Non capisco perché non possa, in realtà. E sono lì per dirglielo, anche, quando usciamo nel parcheggio e vedo in che condizioni è effettivamente l’ingresso dello stadio: ci saranno almeno tremila ragazze assiepate l’una sull’altra che strillano e piangono e si contorcono e Dio mio, è uno degli spettacoli più spaventosi ai quali mi sia mai capitato di assistere. Comincio a seguire il signor Jost di mia spontanea iniziativa, giusto per non intralciarlo mentre, palesemente, mi salva la vita.
Quando salgo sul tourbus, mi guardo intorno con aria smarrita. Qui si sta mettendo male, questo è evidente, ma il solo pensiero di tornare in mezzo al marasma mi terrorizza, sono ancora troppo giovane per morire e dubito che l’idea mi stuzzicherebbe anche se avessi una cinquantina d’anni, perciò resto buono e zitto e seguo il consiglio di Jost. Invisibilità. Io non esisto.
Mi seggo in un angolo e lì resto.
Il mondo torna ad accorgersi di me quando siamo già in autostrada. E ci siamo da una ventina di minuti buoni, almeno. L’incubo Burtoniano – uscito adesso dal bagno con un turbante di spugna in testa e una faccia da diva annoiata che ispira violenza come nient’altro al mondo – mi nota. Mi fissa. Mi scruta.
Mi fa una paura boia.
- Tu cosa saresti, esattamente?
Sono le uniche parole che mi dice. Ritengo di avere il diritto di rispondergli “potrei chiederti lo stesso” ma, l’ho già detto, sono un bravo ragazzo. Perciò taccio.
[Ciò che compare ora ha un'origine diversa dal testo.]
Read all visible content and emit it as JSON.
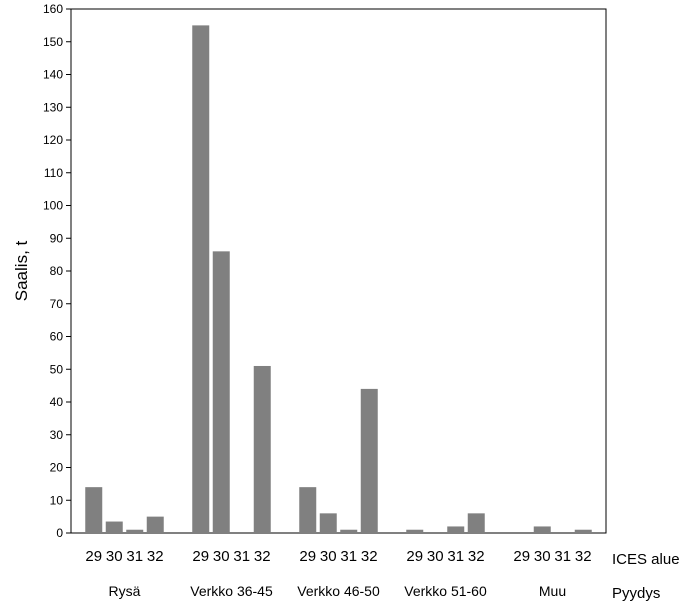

Vengo scaricato dieci minuti dopo ad una stazione di servizio nel bel mezzo del nulla. Jost mi ha consegnato personalmente venti euro e mi ha detto “cerca di arrivare a casa sano e salvo”. Io non ho ancora capito nemmeno chi fosse, quell’uomo.
Mentre sollevo il pollice e vengo caricato in auto da un vecchietto dall’aria viscida e dal sorriso inquietante che mi chiede “dove sei diretto, bel bambino?”, penso solo ad una cosa: non amare Martha è decisamente un motivo valido per mollarla. E mandarla pure a fanculo nel mentre, già che ci sono.
Quanto al resto, penso che non uscirò più di casa. Almeno per, facciamo, i prossimi vent’anni. E fanculo anche al karma.